On the Republican side, state GOP Chair Amy Carnevale sees the polls showing former President Donald Trump winning big here but wonders if independents might give his last remaining challenger, Nikki Haley, a boost. 

"The ballots being requested by Republicans and independents have exceeded those numbers that we've seen in the past," she says. "There is broad support for Donald Trump being the nominee once again. I think the wild card though is the number of unenrolled voters and how many of those voters will choose the Republican ballot when they go in to vote on the 5th." 

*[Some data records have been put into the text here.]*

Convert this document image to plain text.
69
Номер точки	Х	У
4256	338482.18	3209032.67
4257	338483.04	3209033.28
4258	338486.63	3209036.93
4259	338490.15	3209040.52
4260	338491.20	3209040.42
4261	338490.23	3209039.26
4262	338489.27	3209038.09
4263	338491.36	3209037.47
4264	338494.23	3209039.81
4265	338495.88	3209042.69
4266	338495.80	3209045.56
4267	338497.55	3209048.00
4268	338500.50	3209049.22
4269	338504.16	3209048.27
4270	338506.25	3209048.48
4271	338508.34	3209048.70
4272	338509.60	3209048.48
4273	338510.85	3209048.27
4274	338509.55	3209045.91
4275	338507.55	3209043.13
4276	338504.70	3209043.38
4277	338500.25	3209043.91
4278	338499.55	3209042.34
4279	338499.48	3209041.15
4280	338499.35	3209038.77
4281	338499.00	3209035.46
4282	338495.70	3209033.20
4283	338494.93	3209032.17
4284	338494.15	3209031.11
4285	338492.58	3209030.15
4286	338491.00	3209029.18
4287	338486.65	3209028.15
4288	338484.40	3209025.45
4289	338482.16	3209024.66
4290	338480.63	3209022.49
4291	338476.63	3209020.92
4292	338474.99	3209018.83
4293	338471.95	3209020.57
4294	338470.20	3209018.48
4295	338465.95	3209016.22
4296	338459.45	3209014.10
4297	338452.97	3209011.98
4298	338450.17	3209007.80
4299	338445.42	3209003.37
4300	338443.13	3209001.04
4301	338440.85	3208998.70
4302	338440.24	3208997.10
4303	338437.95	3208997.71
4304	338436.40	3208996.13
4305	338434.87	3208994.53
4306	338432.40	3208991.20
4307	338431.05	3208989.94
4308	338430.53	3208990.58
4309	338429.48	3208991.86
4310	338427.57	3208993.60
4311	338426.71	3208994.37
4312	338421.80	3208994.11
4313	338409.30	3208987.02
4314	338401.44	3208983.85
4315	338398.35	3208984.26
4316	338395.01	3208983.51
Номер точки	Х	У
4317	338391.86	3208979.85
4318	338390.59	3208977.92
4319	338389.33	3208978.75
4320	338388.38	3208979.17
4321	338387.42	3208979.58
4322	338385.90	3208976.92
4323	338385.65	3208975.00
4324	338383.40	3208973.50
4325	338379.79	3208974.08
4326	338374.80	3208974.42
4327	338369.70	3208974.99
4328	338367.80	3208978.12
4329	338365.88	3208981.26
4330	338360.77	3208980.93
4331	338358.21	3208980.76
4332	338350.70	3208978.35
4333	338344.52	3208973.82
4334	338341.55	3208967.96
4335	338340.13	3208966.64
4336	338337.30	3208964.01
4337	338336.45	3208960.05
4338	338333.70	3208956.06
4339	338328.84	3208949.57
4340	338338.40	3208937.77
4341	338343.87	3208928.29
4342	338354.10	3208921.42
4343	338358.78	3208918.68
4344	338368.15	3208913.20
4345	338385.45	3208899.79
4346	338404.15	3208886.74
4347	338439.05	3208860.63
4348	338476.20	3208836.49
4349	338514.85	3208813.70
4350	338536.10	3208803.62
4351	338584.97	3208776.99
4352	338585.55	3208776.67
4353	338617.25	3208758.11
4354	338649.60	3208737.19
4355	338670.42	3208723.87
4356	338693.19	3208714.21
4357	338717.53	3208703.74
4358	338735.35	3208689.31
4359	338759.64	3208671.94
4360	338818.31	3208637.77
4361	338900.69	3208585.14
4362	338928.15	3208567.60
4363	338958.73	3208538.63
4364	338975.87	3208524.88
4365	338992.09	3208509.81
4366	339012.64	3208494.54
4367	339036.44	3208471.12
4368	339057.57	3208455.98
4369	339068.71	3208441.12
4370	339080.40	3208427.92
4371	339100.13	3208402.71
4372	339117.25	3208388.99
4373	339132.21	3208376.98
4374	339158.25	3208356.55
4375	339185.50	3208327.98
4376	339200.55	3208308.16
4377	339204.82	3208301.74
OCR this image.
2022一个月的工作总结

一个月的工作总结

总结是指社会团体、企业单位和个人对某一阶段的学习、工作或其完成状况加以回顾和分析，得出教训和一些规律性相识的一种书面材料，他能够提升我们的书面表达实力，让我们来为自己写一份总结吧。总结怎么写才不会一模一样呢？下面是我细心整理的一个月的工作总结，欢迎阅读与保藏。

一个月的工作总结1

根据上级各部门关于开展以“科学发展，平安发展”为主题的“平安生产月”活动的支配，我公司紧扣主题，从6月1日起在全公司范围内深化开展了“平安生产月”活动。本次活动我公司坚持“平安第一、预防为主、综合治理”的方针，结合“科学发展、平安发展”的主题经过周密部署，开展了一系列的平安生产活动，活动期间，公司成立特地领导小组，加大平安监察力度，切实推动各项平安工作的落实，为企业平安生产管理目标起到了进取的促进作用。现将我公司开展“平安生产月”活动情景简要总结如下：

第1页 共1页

Carnevale's future as party chair is also at stake in the down-ballot state committee races, with hard-right Republicans looking to regain control. "I have focused on the business of the party, really trying to professionalize the organization and support candidates who are electable in Massachusetts," she says. "So that's my vision." 

But for Kerrigan, overseeing a party in near-total control of the state, there is far less suspense. "For me it's a moment of great pride," he says. 

Haley will have to hold Trump under 50% of the vote to have a shot at winning any delegates, and even though she's planning a rally here this weekend, here's guessing her chances are slim. If we learned one thing from the last Massachusetts primary, where local Democrats joined others around the country in supporting Biden despite Elizabeth Warren's presence on the ballot, it's that voters here are not immune from national trends.